Geez, the economic and international news isn't bad enough. Now the University of Arizona reports that its Catalina Sky Survey (CSS) found 565 "potentially hazardous asteroids and comets that could approach the Earth" or Near-Earth Objects (NEOs) in 2008, breaking their own record of 460 NEOs in 2007. [right, the 60-inch telescope on Mount Lemmon is one of three telescopes the Catalina Sky Survey. Credit, UA]
As of January 2, 2009, NASA's Near Earth Object Program observers had discovered 5,955 NEOS, including 763 asteroids at least 1 kilometer in diameter. Of those, 1,008 NEOs larger than 140 meters have been found that come within 4.5 million miles of the Earth's orbit and are thus classified as potentially hazardous objects because they may be perturbed into impacting trajectories in the future.

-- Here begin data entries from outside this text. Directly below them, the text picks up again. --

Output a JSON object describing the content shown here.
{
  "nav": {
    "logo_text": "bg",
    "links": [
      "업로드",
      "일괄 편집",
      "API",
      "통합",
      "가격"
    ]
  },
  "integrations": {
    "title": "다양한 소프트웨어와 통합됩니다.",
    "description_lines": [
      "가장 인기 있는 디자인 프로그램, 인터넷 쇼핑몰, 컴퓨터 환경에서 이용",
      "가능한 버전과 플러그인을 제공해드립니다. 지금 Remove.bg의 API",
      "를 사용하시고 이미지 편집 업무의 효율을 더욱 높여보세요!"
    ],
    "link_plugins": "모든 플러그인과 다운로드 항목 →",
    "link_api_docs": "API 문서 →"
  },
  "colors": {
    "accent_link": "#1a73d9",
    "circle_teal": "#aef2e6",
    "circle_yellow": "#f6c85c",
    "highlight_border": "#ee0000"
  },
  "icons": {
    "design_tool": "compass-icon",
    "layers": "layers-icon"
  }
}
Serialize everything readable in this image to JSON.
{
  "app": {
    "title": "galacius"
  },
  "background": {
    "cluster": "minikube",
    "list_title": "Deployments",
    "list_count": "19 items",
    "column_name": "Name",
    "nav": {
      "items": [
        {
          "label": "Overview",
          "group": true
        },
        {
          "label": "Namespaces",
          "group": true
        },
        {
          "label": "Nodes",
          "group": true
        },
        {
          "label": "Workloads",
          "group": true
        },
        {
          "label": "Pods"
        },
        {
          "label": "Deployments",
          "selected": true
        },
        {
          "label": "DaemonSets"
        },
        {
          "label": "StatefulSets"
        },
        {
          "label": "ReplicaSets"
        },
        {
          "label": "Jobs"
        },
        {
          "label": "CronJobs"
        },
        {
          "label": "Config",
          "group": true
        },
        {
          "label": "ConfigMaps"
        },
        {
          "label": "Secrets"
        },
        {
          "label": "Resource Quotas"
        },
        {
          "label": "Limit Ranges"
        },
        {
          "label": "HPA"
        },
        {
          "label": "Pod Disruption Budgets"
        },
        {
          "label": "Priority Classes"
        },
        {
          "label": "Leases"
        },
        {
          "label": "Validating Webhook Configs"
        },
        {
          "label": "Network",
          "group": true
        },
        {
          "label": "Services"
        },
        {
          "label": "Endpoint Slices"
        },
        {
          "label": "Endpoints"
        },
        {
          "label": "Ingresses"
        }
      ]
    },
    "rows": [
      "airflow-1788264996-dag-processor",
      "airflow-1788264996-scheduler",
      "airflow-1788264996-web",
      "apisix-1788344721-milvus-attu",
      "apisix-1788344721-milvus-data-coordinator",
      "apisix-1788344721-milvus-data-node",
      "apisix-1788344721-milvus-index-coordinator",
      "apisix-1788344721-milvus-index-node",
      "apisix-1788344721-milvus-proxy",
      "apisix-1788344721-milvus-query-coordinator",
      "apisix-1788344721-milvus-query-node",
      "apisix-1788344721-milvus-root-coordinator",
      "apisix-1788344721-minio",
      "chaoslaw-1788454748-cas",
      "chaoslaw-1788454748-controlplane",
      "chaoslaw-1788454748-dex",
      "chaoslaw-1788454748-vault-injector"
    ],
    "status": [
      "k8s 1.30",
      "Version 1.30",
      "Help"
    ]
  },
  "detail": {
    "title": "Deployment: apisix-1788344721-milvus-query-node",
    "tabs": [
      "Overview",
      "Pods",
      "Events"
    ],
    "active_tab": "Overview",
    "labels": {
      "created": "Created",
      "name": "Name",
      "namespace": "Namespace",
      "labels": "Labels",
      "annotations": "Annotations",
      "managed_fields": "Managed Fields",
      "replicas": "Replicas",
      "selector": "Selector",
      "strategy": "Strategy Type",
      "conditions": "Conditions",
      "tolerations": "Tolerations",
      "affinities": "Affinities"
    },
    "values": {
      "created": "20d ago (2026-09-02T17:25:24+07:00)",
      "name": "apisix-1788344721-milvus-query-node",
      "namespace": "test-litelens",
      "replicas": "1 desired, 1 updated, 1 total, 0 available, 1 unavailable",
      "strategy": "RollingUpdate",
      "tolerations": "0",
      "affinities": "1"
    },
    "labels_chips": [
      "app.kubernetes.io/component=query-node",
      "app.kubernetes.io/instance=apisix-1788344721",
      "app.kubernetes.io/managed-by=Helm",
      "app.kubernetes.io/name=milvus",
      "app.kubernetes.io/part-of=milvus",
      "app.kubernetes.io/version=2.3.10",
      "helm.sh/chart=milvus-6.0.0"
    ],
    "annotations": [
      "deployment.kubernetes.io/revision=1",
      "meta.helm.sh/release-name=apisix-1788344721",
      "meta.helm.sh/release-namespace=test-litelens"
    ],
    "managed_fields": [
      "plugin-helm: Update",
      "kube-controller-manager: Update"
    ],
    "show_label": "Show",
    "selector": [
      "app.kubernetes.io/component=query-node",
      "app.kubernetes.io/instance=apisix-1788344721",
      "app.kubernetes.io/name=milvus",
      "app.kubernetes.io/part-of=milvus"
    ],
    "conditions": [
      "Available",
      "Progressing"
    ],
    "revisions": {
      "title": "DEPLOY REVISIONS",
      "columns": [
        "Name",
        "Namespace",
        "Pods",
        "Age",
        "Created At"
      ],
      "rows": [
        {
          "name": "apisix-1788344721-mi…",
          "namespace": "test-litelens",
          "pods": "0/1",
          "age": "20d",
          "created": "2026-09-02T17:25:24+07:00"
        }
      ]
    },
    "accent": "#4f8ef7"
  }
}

According to a news post at UA, objects roughly 1,000 feet across, would explode with 24 times the energy of the world's largest thermonuclear bomb explosion, a 58-megaton Soviet bomb exploded in 1961, in an impact with Earth.
CSS is refurbishing a 40" telescope that will greatly improve astronomers abilities to track the NEOs after they're discovered. The CSS project also has been awarded a $3.16 million NASA grant to continue its search for NEOs through 2012. The CSS has discovered about 70% of all NEOs found in the last 3 years.